4. SGE in UK & USA: Erste Zahlen – erste Verluste
Laut SISTRIX lag der Anteil der Suchanfragen mit KI-Antworten in Großbritannien im März 2025 bei über 18 %, in den USA bei rund 8,7 % – Tendenz steigend (SISTRIX, SISTRIX Blog). Besonders betroffen: Informations-Suchen. Bei Health- oder History-Keywords tauchte SGE in bis zu 45 % der Fälle auf. Klassische Featured Snippets verschwinden zunehmend.
5. Deutschlandstart mit Einschränkungen
Seit März 2025 ist SGE auch in Deutschland live – aber nur für eingeloggte, volljährige Nutzer (SISTRIX).

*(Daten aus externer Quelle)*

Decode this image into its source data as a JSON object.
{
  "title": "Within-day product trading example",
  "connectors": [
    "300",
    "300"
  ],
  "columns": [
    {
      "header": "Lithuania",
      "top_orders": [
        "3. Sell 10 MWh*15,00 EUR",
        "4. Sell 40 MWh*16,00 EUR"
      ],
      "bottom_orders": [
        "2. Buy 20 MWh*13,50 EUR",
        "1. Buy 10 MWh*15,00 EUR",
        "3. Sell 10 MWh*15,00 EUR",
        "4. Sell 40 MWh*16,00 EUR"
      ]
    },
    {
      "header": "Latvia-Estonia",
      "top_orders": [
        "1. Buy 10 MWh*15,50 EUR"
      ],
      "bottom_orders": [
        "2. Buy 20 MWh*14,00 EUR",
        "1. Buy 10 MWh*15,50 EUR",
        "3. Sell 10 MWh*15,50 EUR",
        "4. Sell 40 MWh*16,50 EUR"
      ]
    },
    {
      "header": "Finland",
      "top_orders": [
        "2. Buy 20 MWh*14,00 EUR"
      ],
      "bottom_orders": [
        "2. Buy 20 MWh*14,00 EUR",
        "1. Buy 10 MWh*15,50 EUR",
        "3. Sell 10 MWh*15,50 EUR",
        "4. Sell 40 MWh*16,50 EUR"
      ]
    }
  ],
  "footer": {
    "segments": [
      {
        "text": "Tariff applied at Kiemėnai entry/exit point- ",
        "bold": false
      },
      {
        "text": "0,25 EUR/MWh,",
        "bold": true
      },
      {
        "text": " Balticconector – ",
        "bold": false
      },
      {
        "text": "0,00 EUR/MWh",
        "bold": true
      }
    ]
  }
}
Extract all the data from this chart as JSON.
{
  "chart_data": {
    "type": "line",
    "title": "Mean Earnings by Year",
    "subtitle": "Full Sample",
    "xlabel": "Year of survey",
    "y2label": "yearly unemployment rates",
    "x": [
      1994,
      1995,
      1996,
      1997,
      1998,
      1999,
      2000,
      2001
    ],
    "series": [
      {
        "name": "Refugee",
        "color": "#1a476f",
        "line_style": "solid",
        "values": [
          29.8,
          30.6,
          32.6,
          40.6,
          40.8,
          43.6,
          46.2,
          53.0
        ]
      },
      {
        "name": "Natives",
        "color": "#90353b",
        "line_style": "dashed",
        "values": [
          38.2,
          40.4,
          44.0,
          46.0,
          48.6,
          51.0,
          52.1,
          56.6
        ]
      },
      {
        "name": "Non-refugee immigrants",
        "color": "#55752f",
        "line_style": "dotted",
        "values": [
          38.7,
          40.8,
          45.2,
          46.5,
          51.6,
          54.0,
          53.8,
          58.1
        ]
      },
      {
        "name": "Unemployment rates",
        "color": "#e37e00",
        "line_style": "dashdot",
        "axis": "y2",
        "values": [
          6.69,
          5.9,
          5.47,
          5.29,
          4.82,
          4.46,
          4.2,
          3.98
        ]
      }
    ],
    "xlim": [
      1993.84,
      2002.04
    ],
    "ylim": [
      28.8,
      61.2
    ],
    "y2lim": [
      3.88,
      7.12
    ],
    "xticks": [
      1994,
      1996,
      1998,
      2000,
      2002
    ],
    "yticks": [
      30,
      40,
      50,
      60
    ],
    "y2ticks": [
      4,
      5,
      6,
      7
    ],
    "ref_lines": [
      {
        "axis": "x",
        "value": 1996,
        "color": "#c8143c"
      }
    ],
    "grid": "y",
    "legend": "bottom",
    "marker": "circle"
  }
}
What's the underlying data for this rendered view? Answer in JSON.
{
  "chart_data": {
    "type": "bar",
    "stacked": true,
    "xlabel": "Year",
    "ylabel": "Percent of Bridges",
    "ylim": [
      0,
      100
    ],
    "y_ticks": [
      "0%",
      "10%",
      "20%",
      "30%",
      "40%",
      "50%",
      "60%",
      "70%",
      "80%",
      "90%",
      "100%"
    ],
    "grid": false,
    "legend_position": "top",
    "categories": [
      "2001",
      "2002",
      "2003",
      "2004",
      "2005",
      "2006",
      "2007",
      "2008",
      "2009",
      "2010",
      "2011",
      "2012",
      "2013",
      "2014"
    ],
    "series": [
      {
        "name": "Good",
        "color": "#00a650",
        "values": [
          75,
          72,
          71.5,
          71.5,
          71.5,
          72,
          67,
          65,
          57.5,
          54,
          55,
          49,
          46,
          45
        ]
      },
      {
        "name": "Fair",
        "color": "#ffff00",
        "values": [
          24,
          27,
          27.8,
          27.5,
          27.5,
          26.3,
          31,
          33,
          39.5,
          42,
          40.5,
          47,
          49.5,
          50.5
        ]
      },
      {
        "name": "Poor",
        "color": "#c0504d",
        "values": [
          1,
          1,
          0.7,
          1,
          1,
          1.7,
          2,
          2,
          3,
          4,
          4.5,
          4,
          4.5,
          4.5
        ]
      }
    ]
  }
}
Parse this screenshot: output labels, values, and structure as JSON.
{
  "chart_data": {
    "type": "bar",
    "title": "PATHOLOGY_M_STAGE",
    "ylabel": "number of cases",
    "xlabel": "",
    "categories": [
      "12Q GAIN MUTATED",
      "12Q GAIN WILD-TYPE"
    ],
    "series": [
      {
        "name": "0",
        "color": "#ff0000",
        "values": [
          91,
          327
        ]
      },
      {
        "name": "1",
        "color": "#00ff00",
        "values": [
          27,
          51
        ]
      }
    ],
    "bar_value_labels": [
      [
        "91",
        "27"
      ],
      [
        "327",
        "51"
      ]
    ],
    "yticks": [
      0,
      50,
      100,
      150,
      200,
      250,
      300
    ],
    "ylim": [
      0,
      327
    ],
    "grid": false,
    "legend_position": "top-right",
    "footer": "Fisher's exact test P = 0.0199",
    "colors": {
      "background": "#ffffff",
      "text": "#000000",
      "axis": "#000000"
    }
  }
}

Der Rollout ist bewusst vorsichtig – wegen Datenschutz und DSGVO. Noch fehlen belastbare Trackingdaten. Johannes Beus erwartet, dass breitere Sichtbarkeit erst in den kommenden Monaten messbar wird.
6. Chegg vs. Google: Wenn SGE Geschäftsmodelle zerstört
Im Februar 2025 verklagte der US-Bildungsanbieter Chegg Google – wegen „wettbewerbswidrigen Verhaltens“. Die Vorwürfe: SGE ziehe Inhalte ab, serviere die Antwort selbst und sorge so für massive Trafficverluste. Der Non-Subscriber-Traffic brach um 49 % ein, die Umsätze um 24 % (Plagiarism Today, EdTech Innovation Hub).
Google verteidigte sich: Die KI sende sogar „mehr Traffic an mehr Seiten“. Belege? Fehlanzeige.
7. Warum SGE-Antworten nie gleich sind
Die SGE-Antworten entstehen live – jedes Mal neu. Das bedeutet: gleiche Frage, unterschiedliche Antwort. Unterschiedliche Quellen. Unterschiedliche Gewichtung. Für Publisher heißt das: Man kann nicht gezielt auf Platz 0 optimieren, wie früher beim Featured Snippet. Relevanz, Reputation und Aktualität zählen mehr denn je (MSB NRW).
8. Wer verliert – und wer profitiert? Spoiler: Reddit
Wikipedia & Co. verlieren Sichtbarkeit. Reddit hingegen wird gefeiert: Beiträge der Community tauchen überdurchschnittlich oft in KI-Antworten auf – weil sie authentisch, vielseitig und schwer ersetzbar sind. Google hat sich sogar exklusiven Zugriff auf Reddits API gesichert – für 60 Millionen Dollar pro Jahr (Reuters, SERoundtable).
9. Handlungsempfehlungen für Publisher
Kurz & knackig: So bleibt man sichtbar trotz KI-Flut.
Schnelle, mobile Seiten (Core Web Vitals nicht ignorieren)
Klare Strukturen & gute UX
Tiefe statt Breite: Echte Inhalte, keine KI-Worthülsen
Aktualisierungspflicht: Veraltete Inhalte raus, frischer Content rein
Marke & Autorenschaft betonen (E-E-A-T!)
Formate variieren: Tools, Videos, Visuals
Newsletter & Direktzugriffe pushen
Planinja liefert hier eine sehr gute Checkliste – Pflichtlektüre für jeden Publisher.
Fazit: Kein Grund zur Panik, aber zum Handeln
Die generative Suche ist kein Hype – sie ist gekommen, um zu bleiben. Wer jetzt investiert – in Inhalte, Marke, Struktur – kann auch in der neuen KI-Realität bestehen. Googles SGE braucht gute Quellen. Und genau hier haben Publisher ihren Platz. Aber: Wer austauschbar bleibt, wird auch ersetzt. Die Such-Zukunft gehört denen, die mehr liefern als 08/15-Antworten.